In Australia, free, prior and informed consent has formed a
significant platform for fair and reasonable decision making, particularly in
relation to the negotiation of comprehensive agreements with the extractive
industry. Negotiating agreements are becoming common practice and lndigenous
peoples are gaining confidence in determining their own beneficial outcomes.
Agreements negotiated between mining companies and indigenous
communities or other land connected peoples are increasingly important in terms
of formalising the conditions upon which mining can take place on indigenous
lands, as well as the compensation and benefit sharing arrangements that flow
from mining.
However indigenous peoples are not able to fully experience the
benefits of free, prior and informed consent. Indigenous peoples do not have
genuine decision-making authority and power over their lives and futures.
That
power and authority continues to rest in the hands of governments. Currently
there are no examples of indigenous people having negotiated royalty
contributions or ownerchip rights over corporations. Article 26 of the
Declaration provides that indigenous peoples have the right to the lands,
territories and resources which they have traditionally owned, as well as the
right to own, use, develop and control the lands, territories and resources
that they possess by reason of traditional ownership.
Despite the recognition outlined in the Expert Mechanisms Report
on the right to participate in decision-making with a focus on extractive
industries that 'international law has developed a clear principle of the right
of indigenous peoples to permanent sovereignty over natural resources', the
Convention on Biological Diversity recognises the sovereign rights of States
over their natural resources in areas within their jurisdiction. States also
have the obligation to take appropriate measures with the aim of sharing the
benefits derived from their use in a fair and equitable manner.

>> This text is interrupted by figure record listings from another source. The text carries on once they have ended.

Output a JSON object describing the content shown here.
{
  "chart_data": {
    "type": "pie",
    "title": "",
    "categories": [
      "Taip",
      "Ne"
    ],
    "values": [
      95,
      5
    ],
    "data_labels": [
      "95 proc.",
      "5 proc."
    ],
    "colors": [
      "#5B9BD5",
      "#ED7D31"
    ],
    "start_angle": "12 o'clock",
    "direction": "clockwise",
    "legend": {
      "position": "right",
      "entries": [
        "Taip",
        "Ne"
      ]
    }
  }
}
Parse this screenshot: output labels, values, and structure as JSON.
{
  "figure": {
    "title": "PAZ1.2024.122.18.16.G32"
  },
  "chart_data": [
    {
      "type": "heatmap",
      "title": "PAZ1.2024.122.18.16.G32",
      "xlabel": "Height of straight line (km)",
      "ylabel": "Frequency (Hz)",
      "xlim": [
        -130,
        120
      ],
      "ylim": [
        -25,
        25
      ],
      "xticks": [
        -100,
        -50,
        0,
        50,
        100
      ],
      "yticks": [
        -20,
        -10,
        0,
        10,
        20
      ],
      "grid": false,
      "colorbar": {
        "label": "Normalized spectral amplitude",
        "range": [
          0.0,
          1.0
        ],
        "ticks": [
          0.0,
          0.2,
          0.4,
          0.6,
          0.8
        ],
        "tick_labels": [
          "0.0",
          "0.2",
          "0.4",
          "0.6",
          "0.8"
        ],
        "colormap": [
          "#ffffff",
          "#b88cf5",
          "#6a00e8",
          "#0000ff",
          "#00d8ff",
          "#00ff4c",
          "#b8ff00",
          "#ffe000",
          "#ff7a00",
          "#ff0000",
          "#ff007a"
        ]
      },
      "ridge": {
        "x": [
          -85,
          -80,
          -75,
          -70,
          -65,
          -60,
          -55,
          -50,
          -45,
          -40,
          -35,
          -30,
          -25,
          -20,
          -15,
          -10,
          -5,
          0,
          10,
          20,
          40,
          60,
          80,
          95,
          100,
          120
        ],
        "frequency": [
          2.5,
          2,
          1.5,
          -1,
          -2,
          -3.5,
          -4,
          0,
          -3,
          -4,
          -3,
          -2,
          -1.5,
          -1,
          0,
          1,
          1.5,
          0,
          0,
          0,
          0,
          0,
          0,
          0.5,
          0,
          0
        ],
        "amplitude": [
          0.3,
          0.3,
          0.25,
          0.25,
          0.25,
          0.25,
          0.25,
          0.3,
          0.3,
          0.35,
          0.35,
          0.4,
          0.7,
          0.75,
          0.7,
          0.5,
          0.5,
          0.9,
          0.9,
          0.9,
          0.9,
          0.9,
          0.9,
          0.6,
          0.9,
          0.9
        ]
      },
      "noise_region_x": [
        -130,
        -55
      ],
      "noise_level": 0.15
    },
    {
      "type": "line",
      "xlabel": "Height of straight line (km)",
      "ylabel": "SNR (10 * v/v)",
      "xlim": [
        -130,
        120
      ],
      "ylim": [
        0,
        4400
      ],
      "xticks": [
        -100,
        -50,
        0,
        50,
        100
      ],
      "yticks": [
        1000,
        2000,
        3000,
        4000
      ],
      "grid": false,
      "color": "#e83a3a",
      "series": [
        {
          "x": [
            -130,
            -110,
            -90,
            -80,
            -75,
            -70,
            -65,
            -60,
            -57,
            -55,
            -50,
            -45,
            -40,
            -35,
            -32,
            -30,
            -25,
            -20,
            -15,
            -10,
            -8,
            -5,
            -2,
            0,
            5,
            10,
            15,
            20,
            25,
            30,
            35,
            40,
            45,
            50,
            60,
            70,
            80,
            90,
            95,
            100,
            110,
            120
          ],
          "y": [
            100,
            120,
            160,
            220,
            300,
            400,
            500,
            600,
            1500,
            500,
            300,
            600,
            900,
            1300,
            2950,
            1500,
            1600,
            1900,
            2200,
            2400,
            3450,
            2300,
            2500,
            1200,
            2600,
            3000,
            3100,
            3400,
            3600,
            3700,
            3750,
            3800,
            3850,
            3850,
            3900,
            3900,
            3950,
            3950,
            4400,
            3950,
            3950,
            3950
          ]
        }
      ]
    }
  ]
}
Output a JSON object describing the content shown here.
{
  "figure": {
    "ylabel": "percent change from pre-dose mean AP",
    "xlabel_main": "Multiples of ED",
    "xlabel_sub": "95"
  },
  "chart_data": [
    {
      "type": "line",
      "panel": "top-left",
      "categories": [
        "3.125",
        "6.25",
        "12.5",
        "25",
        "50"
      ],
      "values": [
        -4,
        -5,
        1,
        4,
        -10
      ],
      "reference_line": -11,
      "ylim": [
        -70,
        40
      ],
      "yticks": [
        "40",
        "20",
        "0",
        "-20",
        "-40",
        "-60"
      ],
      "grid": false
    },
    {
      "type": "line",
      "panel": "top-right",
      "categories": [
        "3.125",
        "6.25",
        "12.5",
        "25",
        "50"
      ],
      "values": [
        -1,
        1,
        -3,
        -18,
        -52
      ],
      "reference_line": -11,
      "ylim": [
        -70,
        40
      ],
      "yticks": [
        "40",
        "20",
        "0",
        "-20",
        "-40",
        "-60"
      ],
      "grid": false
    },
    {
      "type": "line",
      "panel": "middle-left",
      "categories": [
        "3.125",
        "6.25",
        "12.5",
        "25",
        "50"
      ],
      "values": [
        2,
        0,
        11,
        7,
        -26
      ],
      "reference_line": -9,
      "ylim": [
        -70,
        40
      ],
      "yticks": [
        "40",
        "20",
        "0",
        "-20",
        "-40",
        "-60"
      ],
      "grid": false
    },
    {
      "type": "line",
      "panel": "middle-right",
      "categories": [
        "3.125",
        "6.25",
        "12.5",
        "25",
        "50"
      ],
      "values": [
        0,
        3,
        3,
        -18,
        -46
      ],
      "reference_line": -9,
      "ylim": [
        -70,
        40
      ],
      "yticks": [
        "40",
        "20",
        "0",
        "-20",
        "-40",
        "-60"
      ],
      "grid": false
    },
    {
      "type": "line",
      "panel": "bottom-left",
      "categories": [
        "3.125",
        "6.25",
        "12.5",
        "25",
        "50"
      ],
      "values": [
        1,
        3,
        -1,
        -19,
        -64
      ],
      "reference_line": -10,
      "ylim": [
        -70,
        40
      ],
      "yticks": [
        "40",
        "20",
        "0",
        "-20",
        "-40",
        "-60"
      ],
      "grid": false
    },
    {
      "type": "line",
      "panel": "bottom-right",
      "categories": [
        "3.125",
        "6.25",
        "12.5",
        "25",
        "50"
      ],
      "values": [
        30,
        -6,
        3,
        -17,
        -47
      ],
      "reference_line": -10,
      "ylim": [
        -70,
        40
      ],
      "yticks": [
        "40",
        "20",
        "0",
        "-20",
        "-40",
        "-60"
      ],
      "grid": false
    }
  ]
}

It is time for Indigenous Peoples to be fully afforded the
benefits from their traditional lands. Indigenous people must rely heavily on
the development of strong relationships with key stakeholders like peak
industry associations representing exploration, mining and minerals processing
companies. ln Australia, one industry body's members account for more than 85%
of annual minerals production in Australia and a slightly higher proportion of
mineral exports.
Some key pilot projects and activities can occur through these
relationships such as the development of the international Extractive
Industries Transparency lnitiative (EITI). And also address projects that focus
on the gendered nature of agreements and agreement-making processes through the
Centre for Social Responsibility in mining (CSRM), to identify factors that
enable and/or constrain the achievement of gender equality and to understand
the extent to which these factors influence women's economic and development
capacity.
Economic sustainability of indigenous communities is critical to
the future of their communities and it's critical for health and well being. At
the same time and just as critical is indigenous cultural sustainability. For
indigenous peoples this relates to how they can maintain their cultural
identity.
According to a follow-up report of the Human Rights Council
there are three pillars of the Guiding Principles on business and human rights
as they relate to indigenous peoples and the right to participate in decision
making.
- State's duty to
protect against human rights abuse by third parties;
- Corporate
responsibility to respect human rights; and
- Access to remedy
States must take appropriate steps to ensure, through judicial,
administrative, legislative or other appropriate means, when human rights
abuses occur, those affected, including indigenous peoples, have access to
remedy.
Recommendation
We recommend that the Expert Mechanism on the Rights of
Indigenous Peoples urge all states to develop mechanisms that encourage
extractive industries to engage with indigenous peoples to implement the UN
Declaration on the Rights of indigenous Peoples, and to acknowledge and address
the Rio+20 lndigenous Peoples Declaration on Sustainable Development, to access
and share in the benefits from their lands, territories and resources.